By Associated Press in Denver | China Daily | Updated: 2014-07-08 07:28

An obscure, chicken-sized bird best known for its mating dance could help determine whether Democrats or Republicans control the US Senate in the November elections.

The federal government is considering listing the greater sage grouse as an endangered species next year. Doing so could limit development, energy exploration, hunting and ranching on the 67 million hectares of the bird's habitat across 11 states.

Apart from the potential economic disruption, the specter of the bird's listing is reviving US centuries-old debates about local vs federal control and whether to develop or conserve the region's vast expanses of land.

It has become a key issue in Senate races that are being closely watched because Republicans need to gain six seats in November to capture majority control of the Senate. That scenario would allow the Republicans, who are virtually certain to maintain control of the House, to essentially shut down President Barack Obama's legislative agenda.

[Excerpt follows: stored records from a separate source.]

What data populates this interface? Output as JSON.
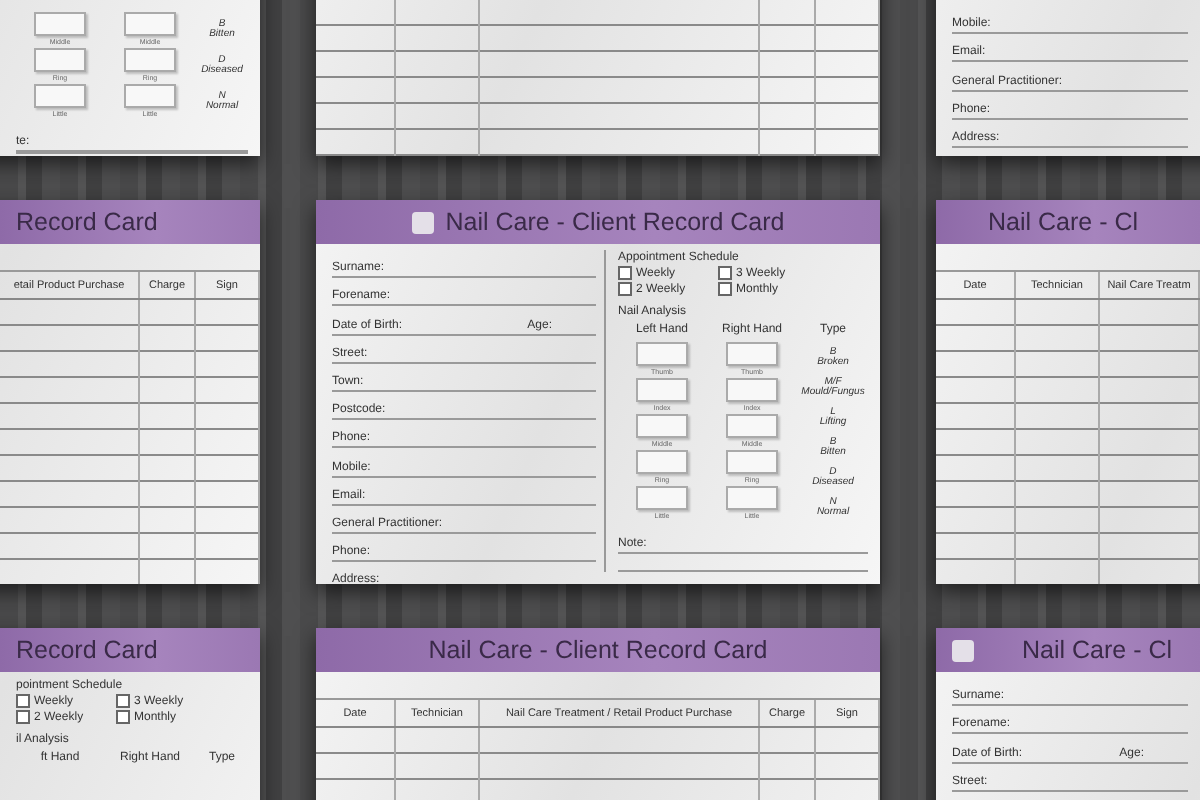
{
  "cards": [
    {
      "kind": "front",
      "hands": {
        "fingers": [
          {
            "left": "Middle",
            "right": "Middle"
          },
          {
            "left": "Ring",
            "right": "Ring"
          },
          {
            "left": "Little",
            "right": "Little"
          }
        ],
        "types": [
          {
            "code": "B",
            "label": "Bitten"
          },
          {
            "code": "D",
            "label": "Diseased"
          },
          {
            "code": "N",
            "label": "Normal"
          }
        ]
      },
      "note": "te:"
    },
    {
      "kind": "back"
    },
    {
      "kind": "front",
      "fields": [
        {
          "label": "Mobile:"
        },
        {
          "label": "Email:"
        },
        {
          "label": "General Practitioner:"
        },
        {
          "label": "Phone:"
        },
        {
          "label": "Address:"
        }
      ]
    },
    {
      "kind": "back",
      "title": "Record Card",
      "columns": [
        "etail Product Purchase",
        "Charge",
        "Sign"
      ]
    },
    {
      "kind": "front",
      "logo": true,
      "title": "Nail Care - Client Record Card",
      "fields": [
        {
          "label": "Surname:"
        },
        {
          "label": "Forename:"
        },
        {
          "label": "Date of Birth:",
          "extra": "Age:"
        },
        {
          "label": "Street:"
        },
        {
          "label": "Town:"
        },
        {
          "label": "Postcode:"
        },
        {
          "label": "Phone:"
        },
        {
          "label": "Mobile:"
        },
        {
          "label": "Email:"
        },
        {
          "label": "General Practitioner:"
        },
        {
          "label": "Phone:"
        },
        {
          "label": "Address:"
        }
      ],
      "schedule": {
        "title": "Appointment Schedule",
        "options": [
          {
            "label": "Weekly",
            "checked": false
          },
          {
            "label": "3 Weekly",
            "checked": false
          },
          {
            "label": "2 Weekly",
            "checked": false
          },
          {
            "label": "Monthly",
            "checked": false
          }
        ]
      },
      "analysis_title": "Nail Analysis",
      "hands": {
        "headers": [
          "Left Hand",
          "Right Hand",
          "Type"
        ],
        "fingers": [
          {
            "left": "Thumb",
            "right": "Thumb"
          },
          {
            "left": "Index",
            "right": "Index"
          },
          {
            "left": "Middle",
            "right": "Middle"
          },
          {
            "left": "Ring",
            "right": "Ring"
          },
          {
            "left": "Little",
            "right": "Little"
          }
        ],
        "types": [
          {
            "code": "B",
            "label": "Broken"
          },
          {
            "code": "M/F",
            "label": "Mould/Fungus"
          },
          {
            "code": "L",
            "label": "Lifting"
          },
          {
            "code": "B",
            "label": "Bitten"
          },
          {
            "code": "D",
            "label": "Diseased"
          },
          {
            "code": "N",
            "label": "Normal"
          }
        ]
      },
      "note": "Note:"
    },
    {
      "kind": "back",
      "title": "Nail Care - Cl",
      "columns": [
        "Date",
        "Technician",
        "Nail Care Treatm"
      ]
    },
    {
      "kind": "front",
      "title": "Record Card",
      "schedule": {
        "title": "pointment Schedule",
        "options": [
          {
            "label": "Weekly",
            "checked": false
          },
          {
            "label": "3 Weekly",
            "checked": false
          },
          {
            "label": "2 Weekly",
            "checked": false
          },
          {
            "label": "Monthly",
            "checked": false
          }
        ]
      },
      "analysis_title": "il Analysis",
      "hands": {
        "headers": [
          "ft Hand",
          "Right Hand",
          "Type"
        ]
      }
    },
    {
      "kind": "back",
      "title": "Nail Care - Client Record Card",
      "columns": [
        "Date",
        "Technician",
        "Nail Care Treatment / Retail Product Purchase",
        "Charge",
        "Sign"
      ]
    },
    {
      "kind": "front",
      "logo": true,
      "title": "Nail Care - Cl",
      "fields": [
        {
          "label": "Surname:"
        },
        {
          "label": "Forename:"
        },
        {
          "label": "Date of Birth:",
          "extra": "Age:"
        },
        {
          "label": "Street:"
        }
      ]
    }
  ]
}
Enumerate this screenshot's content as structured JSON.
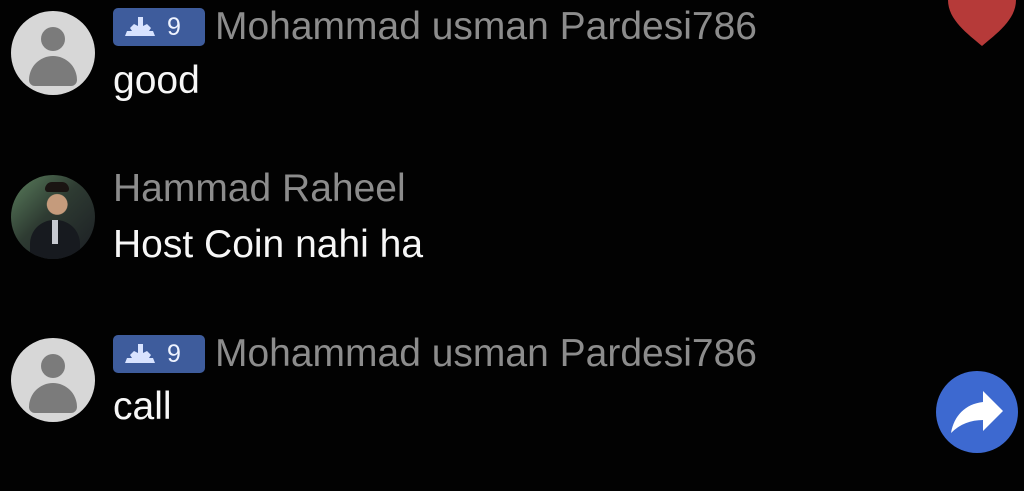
{
  "messages": [
    {
      "avatar": "default-avatar",
      "badge": {
        "icon": "user-level-icon",
        "level": "9"
      },
      "name": "Mohammad usman Pardesi786",
      "text": "good"
    },
    {
      "avatar": "photo-avatar",
      "name": "Hammad Raheel",
      "text": "Host Coin nahi ha"
    },
    {
      "avatar": "default-avatar",
      "badge": {
        "icon": "user-level-icon",
        "level": "9"
      },
      "name": "Mohammad usman Pardesi786",
      "text": "call"
    }
  ],
  "controls": {
    "like_icon": "heart-icon",
    "share_icon": "share-arrow-icon"
  },
  "colors": {
    "background": "#020202",
    "badge": "#3e5c9c",
    "name": "#8c8c8c",
    "message": "#f7f7f7",
    "heart": "#b63a39",
    "share": "#3d69d0"
  }
}
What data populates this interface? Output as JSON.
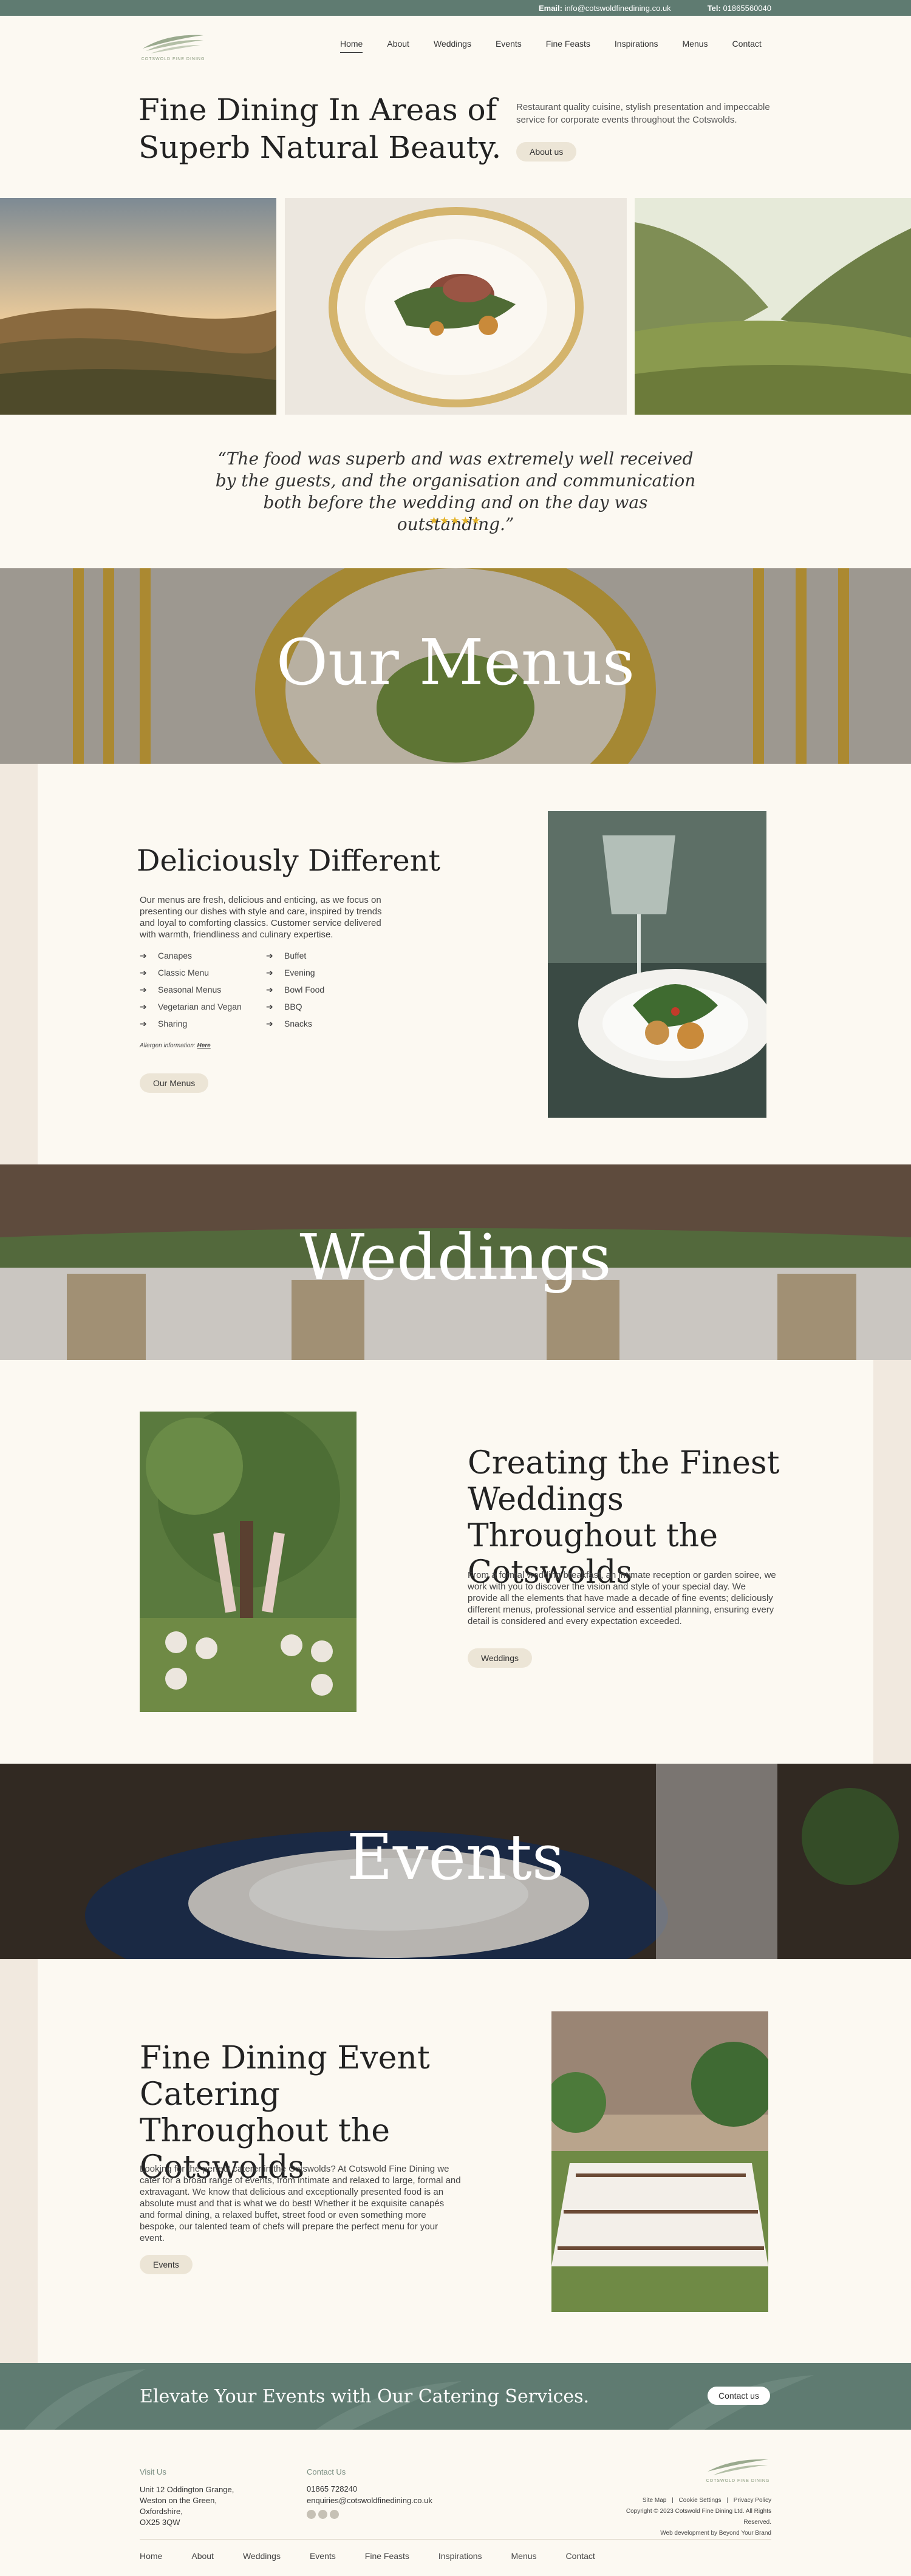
{
  "topbar": {
    "email_label": "Email:",
    "email": "info@cotswoldfinedining.co.uk",
    "tel_label": "Tel:",
    "tel": "01865560040"
  },
  "brand": {
    "logo_text": "COTSWOLD FINE DINING",
    "accent": "#5f7b71",
    "cream": "#fcf9f2",
    "button_bg": "#ece5d6",
    "star_color": "#e5b327"
  },
  "nav": {
    "items": [
      "Home",
      "About",
      "Weddings",
      "Events",
      "Fine Feasts",
      "Inspirations",
      "Menus",
      "Contact"
    ],
    "active": "Home"
  },
  "hero": {
    "title": "Fine Dining In Areas of Superb Natural Beauty.",
    "text": "Restaurant quality cuisine, stylish presentation and impeccable service for corporate events throughout the Cotswolds.",
    "button": "About us"
  },
  "testimonial": {
    "quote": "“The food was superb and was extremely well received by the guests, and the organisation and communication both before the wedding and on the day was outstanding.”",
    "stars": "★★★★★",
    "rating": 5
  },
  "menus": {
    "banner": "Our Menus",
    "title": "Deliciously Different",
    "text": "Our menus are fresh, delicious and enticing, as we focus on presenting our dishes with style and care, inspired by trends and loyal to comforting classics. Customer service delivered with warmth, friendliness and culinary expertise.",
    "list_left": [
      "Canapes",
      "Classic Menu",
      "Seasonal Menus",
      "Vegetarian and Vegan",
      "Sharing"
    ],
    "list_right": [
      "Buffet",
      "Evening",
      "Bowl Food",
      "BBQ",
      "Snacks"
    ],
    "allergen_label": "Allergen information:",
    "allergen_link": "Here",
    "button": "Our Menus"
  },
  "weddings": {
    "banner": "Weddings",
    "title": "Creating the Finest Weddings Throughout the Cotswolds",
    "text": "From a formal wedding breakfast, an intimate reception or garden soiree, we work with you to discover the vision and style of your special day. We provide all the elements that have made a decade of fine events; deliciously different menus, professional service and essential planning, ensuring every detail is considered and every expectation exceeded.",
    "button": "Weddings"
  },
  "events": {
    "banner": "Events",
    "title": "Fine Dining Event Catering Throughout the Cotswolds",
    "text": "Looking for the perfect caterer in the Cotswolds? At Cotswold Fine Dining we cater for a broad range of events, from intimate and relaxed to large, formal and extravagant. We know that delicious and exceptionally presented food is an absolute must and that is what we do best! Whether it be exquisite canapés and formal dining, a relaxed buffet, street food or even something more bespoke, our talented team of chefs will prepare the perfect menu for your event.",
    "button": "Events"
  },
  "cta": {
    "text": "Elevate Your Events with Our Catering Services.",
    "button": "Contact us"
  },
  "footer": {
    "visit_title": "Visit Us",
    "address": [
      "Unit 12 Oddington Grange,",
      "Weston on the Green,",
      "Oxfordshire,",
      "OX25 3QW"
    ],
    "contact_title": "Contact Us",
    "phone": "01865 728240",
    "email": "enquiries@cotswoldfinedining.co.uk",
    "social": [
      "facebook-icon",
      "instagram-icon",
      "linkedin-icon"
    ],
    "links": [
      "Site Map",
      "Cookie Settings",
      "Privacy Policy"
    ],
    "copyright": "Copyright © 2023 Cotswold Fine Dining Ltd. All Rights Reserved.",
    "credit": "Web development by Beyond Your Brand",
    "nav": [
      "Home",
      "About",
      "Weddings",
      "Events",
      "Fine Feasts",
      "Inspirations",
      "Menus",
      "Contact"
    ]
  }
}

Two Republican congressmen running for the US Senate in Montana and Colorado, Steve Daines and Cory Gardner, are co-sponsoring legislation that would prevent the federal government from listing the bird for a decade as long as states try to protect it.

"Montanans want locally driven solutions," Daines said in an interview. "They don't want bureaucrats thousands of miles away in Washington, dictating what should happen."

Environmentalists and the two Democratic senators being challenged, John Walsh in Montana and Mark Udall in Colorado, oppose the idea. They say they don't want a listing, either, but that the threat of one is needed to push states to protect the bird.

The greater sage grouse is described in the journals of explorers Meriwether Lewis and William Clark, who were dispatched in the early 19th century by President Thomas Jefferson to lead an expedition to the Pacific coast. The bird once roamed widely across the massive sagebrush plateaus of the West's interior.

The bird is perhaps best known for its unusual springtime mating dance, during which it puffs its bulbous chest and emits odd warbles. But livestock grazing eroded the bristly plant that the bird depends upon, development chopped up its habitat and energy exploration erected towers that chased it away from its home range.

A major factor will be whether the federal, state and local landowners whose land it inhabits protect the grouse. Many environmental groups say the bird is a stand-in for a vanishing ecosystem that needs preserving.

"This is the great landscape of America, when you travel west and see open spaces," said Randi Spivak of the Center for Biological Diversity in Tucson, Arizona, one of the groups that sued to force grouse protection. "And that land has been drilled, subdivided."